Etrusques : le sarcophage des époux

     Les Étrusques réapparaissent comme une « rêverie » qui relie les fils différents de l’être de Calamandrei et apporte une consolation. Purifiés des contingences historiques, les «ancêtres étrusques » participent au « passage en revue de moi-même à moi-même» que l’auteur accomplit à la naissance de son «langage de la liberté ». Ils sont membres de la « famille » qui habite la « maison de campagne », contribuant à la légèreté de son atmosphère, à son « air de parenté ». Rappelant sa visite à un musée étrusque sous le fascisme, l’écrivain évoque « l’air de famille » qu’il y avait respiré. Les Étrusques habitaient le « nid des souvenirs » du poète. Lors de la composition de l’Inventaire, Calamandrei écrit à son ami Pietro Pancrazi qu’il a le sentiment d’avoir « grandi » sur les tombes étrusques et de percevoir « une parenté qui l’unit à ces morts », selon un fil que les millénaires n’ont pas rompu. Dans l’esprit du poète, les Étrusques représentent l’un des « fils hétérogènes issus des cordiers les plus différents » ; au même titre que ses aïeux, il les considère comme « les chers artisans lointains de son être». La vision des ancêtres étrusques crée une «harmonie familière» et confère une intégrité à la maison de campagne dans les années d’« écroulements ».
     Si le poète situait les Étrusques hors du temps, éternels et immortels, il les considérait aussi comme des êtres humains, de fragiles créatures mortelles auxquelles il pouvait s’identifier. Cette dualité lui permet de trouver une consolation à sa propre mortalité. Les voyant comme des « créatures éphémères comme nous », il apaise « l’angoisse de l’adieu dont chaque minute de notre vie est faite, aujourd’hui comme alors». Les Étrusques appartenaient à ces morts pensifs avec lesquels Calamandrei s’entretenait. Ils étaient les coauteurs de ses poèmes lyriques sur la mort.
    L’« air de famille » que Calamandrei respire au musée étrusque est un antidote thérapeutique à son « asthme psychique » mais aussi politique à la « touffeur morale » du régime fasciste. Les pères étrusques empêchent le poète de se sentir un étranger et peuplent sa solitude : ils servent aussi d’interlocuteurs sociaux. Ce sont des citoyens toscans, qui aident Calamandrei à édifier sa religion civile. Les Étrusques forment une composante importante de la pietas toscane : « Ce sentiment presque religieux de parenté que nous observons, nous les Toscans, à l’égard de nos ancêtres étrusques ». Pénétrant dans le discours de Calamandrei sur la « relation entre création et société », les Étrusques étaient conçus comme des prophètes légendaires d’une « religion de la liberté » antifasciste dans les années mussoliniennes. Leur « présence souterraine » préfigure la résistance au fascisme : dans leurs nécropoles, les Étrusques étaient les « gardiens souterrains » de la « civilisation ». Les « pacifiques Étrusques » qui « se retirent vaincus dans leurs refuges funèbres» au temps des Romains, apparaissent à nouveau à Calamandrei quand, sur les routes d’Italie, semble résonner à nouveau « le pas romain des “ légions en carré ” ». Les Étrusques conspirent métaphoriquement contre la domination fasciste surtout après 1939, quand ils deviennent un « sujet interdit » du gouvernement fasciste.

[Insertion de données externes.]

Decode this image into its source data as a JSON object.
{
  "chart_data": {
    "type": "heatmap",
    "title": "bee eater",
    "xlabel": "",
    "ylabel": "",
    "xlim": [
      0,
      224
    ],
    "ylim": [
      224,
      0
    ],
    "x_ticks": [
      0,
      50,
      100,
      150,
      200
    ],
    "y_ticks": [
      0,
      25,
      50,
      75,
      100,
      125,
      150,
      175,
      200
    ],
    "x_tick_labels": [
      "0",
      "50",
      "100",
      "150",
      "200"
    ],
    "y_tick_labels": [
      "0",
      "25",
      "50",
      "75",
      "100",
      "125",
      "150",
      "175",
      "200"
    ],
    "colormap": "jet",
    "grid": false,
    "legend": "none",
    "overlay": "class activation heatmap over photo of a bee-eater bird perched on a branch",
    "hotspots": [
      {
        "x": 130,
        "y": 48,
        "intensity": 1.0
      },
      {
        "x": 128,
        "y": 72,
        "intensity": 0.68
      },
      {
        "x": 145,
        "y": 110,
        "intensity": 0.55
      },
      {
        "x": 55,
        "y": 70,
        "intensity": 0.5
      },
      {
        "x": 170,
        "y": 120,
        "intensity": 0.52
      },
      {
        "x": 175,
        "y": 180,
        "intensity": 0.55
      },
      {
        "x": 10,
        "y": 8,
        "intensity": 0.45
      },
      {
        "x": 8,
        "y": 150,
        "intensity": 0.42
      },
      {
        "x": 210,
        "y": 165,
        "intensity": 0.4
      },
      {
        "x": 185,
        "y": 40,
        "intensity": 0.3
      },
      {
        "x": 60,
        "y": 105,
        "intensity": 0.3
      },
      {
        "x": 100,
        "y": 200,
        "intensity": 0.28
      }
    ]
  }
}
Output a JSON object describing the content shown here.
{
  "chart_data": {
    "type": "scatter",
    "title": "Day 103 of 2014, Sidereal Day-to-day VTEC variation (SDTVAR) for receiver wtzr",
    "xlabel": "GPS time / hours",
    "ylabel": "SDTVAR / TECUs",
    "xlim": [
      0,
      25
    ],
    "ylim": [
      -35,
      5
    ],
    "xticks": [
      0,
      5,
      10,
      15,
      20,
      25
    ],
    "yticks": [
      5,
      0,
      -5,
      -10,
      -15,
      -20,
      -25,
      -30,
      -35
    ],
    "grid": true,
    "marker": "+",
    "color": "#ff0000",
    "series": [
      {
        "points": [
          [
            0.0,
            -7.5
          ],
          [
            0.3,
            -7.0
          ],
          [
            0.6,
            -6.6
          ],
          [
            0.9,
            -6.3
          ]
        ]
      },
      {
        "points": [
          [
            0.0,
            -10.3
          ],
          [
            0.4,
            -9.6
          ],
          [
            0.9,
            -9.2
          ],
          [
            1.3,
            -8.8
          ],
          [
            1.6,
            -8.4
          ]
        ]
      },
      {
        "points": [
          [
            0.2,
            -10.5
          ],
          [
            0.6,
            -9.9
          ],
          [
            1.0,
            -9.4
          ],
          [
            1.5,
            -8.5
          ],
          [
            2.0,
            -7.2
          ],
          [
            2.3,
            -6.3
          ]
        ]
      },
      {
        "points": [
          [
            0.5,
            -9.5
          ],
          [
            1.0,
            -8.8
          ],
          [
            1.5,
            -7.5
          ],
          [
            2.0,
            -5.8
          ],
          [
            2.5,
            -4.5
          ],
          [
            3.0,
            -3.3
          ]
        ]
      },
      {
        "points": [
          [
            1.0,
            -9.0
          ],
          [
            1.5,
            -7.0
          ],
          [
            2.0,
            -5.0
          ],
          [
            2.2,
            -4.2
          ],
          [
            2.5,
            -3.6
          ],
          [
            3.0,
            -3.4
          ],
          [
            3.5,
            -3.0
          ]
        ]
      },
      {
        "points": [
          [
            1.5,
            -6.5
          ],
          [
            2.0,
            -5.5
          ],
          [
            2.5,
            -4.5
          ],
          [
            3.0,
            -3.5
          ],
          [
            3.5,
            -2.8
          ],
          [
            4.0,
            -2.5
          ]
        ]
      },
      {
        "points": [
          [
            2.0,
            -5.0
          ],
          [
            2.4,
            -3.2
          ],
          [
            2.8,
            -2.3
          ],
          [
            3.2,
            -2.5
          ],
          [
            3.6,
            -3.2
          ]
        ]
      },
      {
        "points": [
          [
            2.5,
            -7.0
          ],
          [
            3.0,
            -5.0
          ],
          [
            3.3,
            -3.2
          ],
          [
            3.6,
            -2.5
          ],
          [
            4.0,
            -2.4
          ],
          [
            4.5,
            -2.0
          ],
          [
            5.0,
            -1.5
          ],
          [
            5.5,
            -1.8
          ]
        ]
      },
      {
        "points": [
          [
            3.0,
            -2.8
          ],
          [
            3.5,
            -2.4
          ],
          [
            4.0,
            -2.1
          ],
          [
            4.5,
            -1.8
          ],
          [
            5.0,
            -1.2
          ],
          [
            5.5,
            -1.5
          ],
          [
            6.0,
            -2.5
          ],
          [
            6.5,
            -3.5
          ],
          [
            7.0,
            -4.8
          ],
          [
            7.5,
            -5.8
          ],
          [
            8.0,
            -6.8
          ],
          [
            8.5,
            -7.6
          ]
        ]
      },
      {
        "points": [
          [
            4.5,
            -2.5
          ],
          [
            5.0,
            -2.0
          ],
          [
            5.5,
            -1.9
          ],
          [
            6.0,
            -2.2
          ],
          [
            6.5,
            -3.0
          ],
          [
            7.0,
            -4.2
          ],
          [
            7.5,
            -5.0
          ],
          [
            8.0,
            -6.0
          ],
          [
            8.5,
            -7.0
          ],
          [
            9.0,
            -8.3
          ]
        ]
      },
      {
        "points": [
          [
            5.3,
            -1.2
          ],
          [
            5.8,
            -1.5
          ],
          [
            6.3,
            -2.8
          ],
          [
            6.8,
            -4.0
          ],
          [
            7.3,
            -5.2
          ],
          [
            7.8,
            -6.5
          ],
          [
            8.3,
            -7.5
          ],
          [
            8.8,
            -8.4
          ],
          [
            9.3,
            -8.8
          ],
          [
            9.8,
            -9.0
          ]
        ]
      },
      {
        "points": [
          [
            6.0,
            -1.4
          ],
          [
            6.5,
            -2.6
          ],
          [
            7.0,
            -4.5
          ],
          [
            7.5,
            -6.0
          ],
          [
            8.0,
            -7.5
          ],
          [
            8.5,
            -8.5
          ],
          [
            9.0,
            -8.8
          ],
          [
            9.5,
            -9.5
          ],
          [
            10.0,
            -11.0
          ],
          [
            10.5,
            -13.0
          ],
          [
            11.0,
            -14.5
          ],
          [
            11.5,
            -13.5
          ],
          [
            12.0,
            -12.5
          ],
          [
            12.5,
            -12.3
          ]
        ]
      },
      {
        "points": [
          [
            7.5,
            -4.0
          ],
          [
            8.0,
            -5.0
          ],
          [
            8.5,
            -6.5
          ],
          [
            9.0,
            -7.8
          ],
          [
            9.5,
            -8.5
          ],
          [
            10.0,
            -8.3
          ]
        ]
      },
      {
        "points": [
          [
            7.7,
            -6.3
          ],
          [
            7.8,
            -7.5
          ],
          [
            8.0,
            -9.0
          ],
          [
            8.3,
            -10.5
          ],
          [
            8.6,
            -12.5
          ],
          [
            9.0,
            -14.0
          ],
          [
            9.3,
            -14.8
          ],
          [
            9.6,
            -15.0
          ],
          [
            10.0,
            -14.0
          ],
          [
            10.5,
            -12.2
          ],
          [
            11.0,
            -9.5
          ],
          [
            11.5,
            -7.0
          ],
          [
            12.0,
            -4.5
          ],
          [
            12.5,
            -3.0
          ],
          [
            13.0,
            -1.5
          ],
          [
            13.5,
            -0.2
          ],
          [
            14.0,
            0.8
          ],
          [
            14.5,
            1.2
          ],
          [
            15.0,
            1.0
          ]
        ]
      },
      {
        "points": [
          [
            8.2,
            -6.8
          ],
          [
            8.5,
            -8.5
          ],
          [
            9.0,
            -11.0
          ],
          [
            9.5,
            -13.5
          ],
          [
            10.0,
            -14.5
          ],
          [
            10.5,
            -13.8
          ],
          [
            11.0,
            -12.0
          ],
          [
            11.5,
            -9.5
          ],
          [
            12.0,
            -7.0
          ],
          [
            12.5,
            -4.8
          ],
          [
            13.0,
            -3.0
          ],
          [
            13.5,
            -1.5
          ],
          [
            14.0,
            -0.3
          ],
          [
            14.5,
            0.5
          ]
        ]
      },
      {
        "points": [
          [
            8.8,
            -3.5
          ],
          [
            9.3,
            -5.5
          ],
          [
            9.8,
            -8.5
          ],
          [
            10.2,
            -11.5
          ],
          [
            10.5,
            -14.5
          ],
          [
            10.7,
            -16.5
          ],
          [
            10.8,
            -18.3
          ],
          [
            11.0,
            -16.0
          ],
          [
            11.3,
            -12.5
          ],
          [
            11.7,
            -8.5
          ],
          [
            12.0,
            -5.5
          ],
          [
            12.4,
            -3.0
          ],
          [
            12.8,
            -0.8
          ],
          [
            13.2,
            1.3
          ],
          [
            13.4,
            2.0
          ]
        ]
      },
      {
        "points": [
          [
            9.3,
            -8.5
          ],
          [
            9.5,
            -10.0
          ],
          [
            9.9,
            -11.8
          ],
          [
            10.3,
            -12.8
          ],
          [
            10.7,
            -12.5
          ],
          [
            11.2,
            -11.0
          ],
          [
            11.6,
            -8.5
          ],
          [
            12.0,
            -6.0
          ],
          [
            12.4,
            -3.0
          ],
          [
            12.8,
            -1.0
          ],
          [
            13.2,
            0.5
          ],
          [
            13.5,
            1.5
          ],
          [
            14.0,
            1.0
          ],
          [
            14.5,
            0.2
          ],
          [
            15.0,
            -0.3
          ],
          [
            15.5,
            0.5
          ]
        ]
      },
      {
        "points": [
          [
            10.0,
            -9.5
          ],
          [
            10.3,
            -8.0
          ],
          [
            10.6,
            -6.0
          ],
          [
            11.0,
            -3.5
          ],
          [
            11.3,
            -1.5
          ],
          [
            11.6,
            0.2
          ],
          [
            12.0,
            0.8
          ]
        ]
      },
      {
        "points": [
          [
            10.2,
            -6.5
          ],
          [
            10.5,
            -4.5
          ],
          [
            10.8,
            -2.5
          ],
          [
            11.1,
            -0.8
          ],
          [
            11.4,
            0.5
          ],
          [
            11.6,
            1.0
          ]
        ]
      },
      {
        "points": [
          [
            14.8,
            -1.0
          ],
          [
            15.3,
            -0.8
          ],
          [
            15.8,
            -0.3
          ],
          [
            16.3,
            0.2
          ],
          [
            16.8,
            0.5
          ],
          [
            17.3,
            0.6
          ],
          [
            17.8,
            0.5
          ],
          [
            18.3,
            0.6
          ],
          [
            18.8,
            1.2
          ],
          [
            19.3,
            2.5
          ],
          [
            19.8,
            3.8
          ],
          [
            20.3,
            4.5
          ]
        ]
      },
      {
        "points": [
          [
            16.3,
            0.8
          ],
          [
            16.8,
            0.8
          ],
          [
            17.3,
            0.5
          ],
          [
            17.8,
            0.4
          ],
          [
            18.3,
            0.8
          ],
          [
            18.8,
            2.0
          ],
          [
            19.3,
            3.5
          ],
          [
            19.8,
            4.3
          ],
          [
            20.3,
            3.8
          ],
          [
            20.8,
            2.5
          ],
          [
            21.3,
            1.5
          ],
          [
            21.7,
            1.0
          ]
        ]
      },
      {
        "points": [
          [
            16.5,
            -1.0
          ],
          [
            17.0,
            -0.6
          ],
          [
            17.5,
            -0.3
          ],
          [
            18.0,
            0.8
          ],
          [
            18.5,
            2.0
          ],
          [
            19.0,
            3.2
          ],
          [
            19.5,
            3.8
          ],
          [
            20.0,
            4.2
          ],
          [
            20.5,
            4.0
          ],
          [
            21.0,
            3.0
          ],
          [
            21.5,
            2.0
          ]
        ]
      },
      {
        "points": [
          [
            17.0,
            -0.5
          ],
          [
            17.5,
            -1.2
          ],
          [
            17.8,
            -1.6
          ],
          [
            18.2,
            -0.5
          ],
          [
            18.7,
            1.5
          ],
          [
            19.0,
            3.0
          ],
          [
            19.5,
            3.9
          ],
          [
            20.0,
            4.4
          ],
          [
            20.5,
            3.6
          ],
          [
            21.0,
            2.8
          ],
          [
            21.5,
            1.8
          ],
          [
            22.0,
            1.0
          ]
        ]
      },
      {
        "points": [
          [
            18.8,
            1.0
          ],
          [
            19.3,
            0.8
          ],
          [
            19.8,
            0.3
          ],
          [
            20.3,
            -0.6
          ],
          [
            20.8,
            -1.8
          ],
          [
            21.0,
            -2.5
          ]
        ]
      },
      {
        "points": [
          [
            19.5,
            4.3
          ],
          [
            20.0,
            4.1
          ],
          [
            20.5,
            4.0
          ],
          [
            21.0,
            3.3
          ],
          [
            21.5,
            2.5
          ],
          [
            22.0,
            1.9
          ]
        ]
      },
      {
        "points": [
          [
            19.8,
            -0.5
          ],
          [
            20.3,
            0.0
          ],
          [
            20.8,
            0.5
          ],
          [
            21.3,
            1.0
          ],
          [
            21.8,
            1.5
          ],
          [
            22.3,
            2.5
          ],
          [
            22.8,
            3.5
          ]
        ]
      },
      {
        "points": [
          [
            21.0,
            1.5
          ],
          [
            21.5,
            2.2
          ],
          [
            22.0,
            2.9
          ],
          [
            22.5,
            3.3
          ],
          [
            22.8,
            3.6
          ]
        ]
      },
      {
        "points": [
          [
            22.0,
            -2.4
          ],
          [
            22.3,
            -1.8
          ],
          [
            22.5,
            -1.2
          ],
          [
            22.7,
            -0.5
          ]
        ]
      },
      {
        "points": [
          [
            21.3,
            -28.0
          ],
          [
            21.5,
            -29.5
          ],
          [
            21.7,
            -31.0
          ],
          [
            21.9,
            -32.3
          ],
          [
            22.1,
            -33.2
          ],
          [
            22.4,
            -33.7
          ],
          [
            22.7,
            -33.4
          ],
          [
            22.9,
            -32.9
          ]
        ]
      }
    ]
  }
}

     Les « hypogées enfouis » des Étrusques et « les fleurs qui se nourrissent de leurs cendres » symbolisent la résistance de la terre italienne dans des temps privés d’espérance : « Telle est l’Italie : même en étant optimiste, on ne parvient pas à trouver un peu de sol résistant, où que l’on tâte du pied. De tous côtés on sent glisser la fange et la pourriture. »
     Le poète décrit les Étrusques comme des êtres mesurés et pensifs, comme des « personnes civiles, aimables et discrètes ». À la différence des fascistes, ils n’avaient pas obscurci la « lumière d’humanité » qui baigne le paysage toscan. Ils n’avaient pas trahi « le style des lieux, ses retouches discrètes ». Comme la culture de Calamandrei, le charme et le style de la culture « souterraine » des Étrusques tirent leur origine des «horizons limités» et de la « douceur » du paysage toscan, qui inspirent « le goût de l’harmonie et de l’aménité » et avec lui « une tendresse éperdue ». Les Étrusques mythiques se dressent comme des modèles et des héros de l’antifascisme culturel toscan. Le rêve des Étrusques éclaire la vision d’une identité italienne post-fasciste et inspire la « rêverie » sur « le vrai visage de l’Italie ».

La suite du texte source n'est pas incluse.